Here, FIG. 1 shows the voltages applied to the first grid electrode 9 and the second grid electrode 10, respectively.
6 is a graph showing the relationship with the amount of Ba evaporated from the cathode and attached to each of the first grid electrode 9 and the second grid electrode 10.

As can be seen from this graph, the first
When the voltage applied to the grid electrode 9 is increased, the amount of Ba adhering to the first grid electrode 9 is decreased, and when the voltage applied to the second grid electrode 10 is increased, this It is found that the amount of Ba attached to one grid electrode 10 is reduced.

However, if the voltage is increased without limit, the first and second grid electrodes are heated to a high temperature by the electron beam irradiation and melted, or an electric field is applied to the cathode beyond the electron emission capability of the cathode. , Problems such as emission slump will occur.

From the above, the cathodes (6, 7,
For 8), it is optimal to apply a voltage of 10 to 100 V to the first grid electrode 9 and a voltage of 100 to 500 V to the second grid electrode 10.

Incidentally, FIG. 3 is a graph showing the relationship of the amount of Ba evaporated from the so-called impregnated type cathode pellets based on experiments when the present invention is not applied.

As is clear from this graph, the main component of the electron-emitting substance, Ba, is that the higher the operating temperature, the larger the amount of evaporation thereof, and that it decreases with the passage of time.

FIG. 4 shows the Ba evaporation amount obtained from the experimental results. In the figure, B up to 20,000 hours of product mounting
a If the evaporation amount is 100%, 30% of the evaporation will occur during the product process.

According to the aging method of the cathode structure according to the above-mentioned embodiment, in particular, 10 to 100 V is applied to the first grid electrode and 100 to 5 is applied to the second grid electrode with respect to the cathode.
It was confirmed that the amount of Ba or Ca attached to each of the first grid electrode and the second grid electrode was reduced by applying the voltage of 00V.
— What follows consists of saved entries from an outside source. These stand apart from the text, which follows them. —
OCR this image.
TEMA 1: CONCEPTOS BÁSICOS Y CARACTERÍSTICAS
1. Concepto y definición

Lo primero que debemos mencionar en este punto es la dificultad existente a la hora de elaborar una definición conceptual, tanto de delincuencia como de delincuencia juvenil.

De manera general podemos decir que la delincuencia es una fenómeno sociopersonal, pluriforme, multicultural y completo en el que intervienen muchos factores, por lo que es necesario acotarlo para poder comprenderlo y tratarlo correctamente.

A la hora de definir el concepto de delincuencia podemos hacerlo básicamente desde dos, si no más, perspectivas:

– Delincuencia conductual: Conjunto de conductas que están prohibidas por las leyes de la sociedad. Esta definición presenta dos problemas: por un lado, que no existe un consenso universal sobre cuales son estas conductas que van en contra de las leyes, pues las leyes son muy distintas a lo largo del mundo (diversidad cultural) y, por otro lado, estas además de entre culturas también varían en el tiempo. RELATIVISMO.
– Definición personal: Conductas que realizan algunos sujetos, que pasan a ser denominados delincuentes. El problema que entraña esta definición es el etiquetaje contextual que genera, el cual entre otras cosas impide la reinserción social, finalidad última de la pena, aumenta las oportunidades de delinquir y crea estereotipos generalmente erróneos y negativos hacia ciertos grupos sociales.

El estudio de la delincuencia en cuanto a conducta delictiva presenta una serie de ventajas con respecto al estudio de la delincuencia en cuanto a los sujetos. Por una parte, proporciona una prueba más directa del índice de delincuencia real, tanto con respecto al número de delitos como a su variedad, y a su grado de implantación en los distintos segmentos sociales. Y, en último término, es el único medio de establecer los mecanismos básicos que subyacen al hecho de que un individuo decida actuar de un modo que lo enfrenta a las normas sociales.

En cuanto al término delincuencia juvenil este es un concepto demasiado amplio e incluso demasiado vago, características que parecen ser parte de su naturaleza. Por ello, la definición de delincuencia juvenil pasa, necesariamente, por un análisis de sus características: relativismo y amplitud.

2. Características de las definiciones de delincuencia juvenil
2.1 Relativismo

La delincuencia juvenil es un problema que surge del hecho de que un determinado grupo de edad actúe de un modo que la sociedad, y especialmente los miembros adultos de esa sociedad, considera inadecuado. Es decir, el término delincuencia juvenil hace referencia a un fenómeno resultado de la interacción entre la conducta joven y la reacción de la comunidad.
Therefore, unnecessary grid electrode emission or stray emission does not occur from the first grid electrode and the second grid electrode, which makes the adjustment difficult when adjusting the cutoff voltage of the cathode ray tube. Or, when viewing the image receiving device (display) completed as a product, it does not cause any adverse effect such as impairing the image quality.

[0032]

As is apparent from the above description,
According to the aging method of the cathode structure according to the present invention, the adjustment is made difficult at the time of adjusting the cutoff voltage of the cathode ray tube, or the image quality is impaired when viewing the image receiving device (display) completed as a product. It will not cause any adverse effects.

[Brief description of drawings]

FIG. 1 is a graph showing the relationship between the voltage applied to the grid electrode and the amount of Ba deposited on the cathode assembly according to one embodiment of the present invention.

FIG. 2 is a configuration diagram showing an outline of an image receiving device in which an embodiment of a cathode assembly to which the present invention is applied is incorporated.

FIG. 3 is a graph showing the relationship of the amount of Ba deposited on a grid electrode when the present invention is not applied.

FIG. 4 is an explanatory diagram showing a relationship of a Ba adhesion amount in a mounting operation time when the present invention is not applied.

[Explanation of symbols]

6, 7, 8 ... Cathode, 9 ... First grid electrode, 10 ...
Second grid electrode.

Claims (1)

[Claims] 1. A cathode comprising a pellet in which a substrate made of a porous refractory metal is impregnated with an electron emitting substance made of an alkaline earth metal oxide, and a cathode arranged in the electron emitting direction with respect to the cathode. In a method for aging a cathode structure having a first grid electrode and a second grid electrode, the first grid electrode is 10 to 10 with respect to the cathode.
A method of aging a cathode structure, characterized in that a voltage of 0 V and a voltage of 100 to 500 V is applied to the second grid electrode.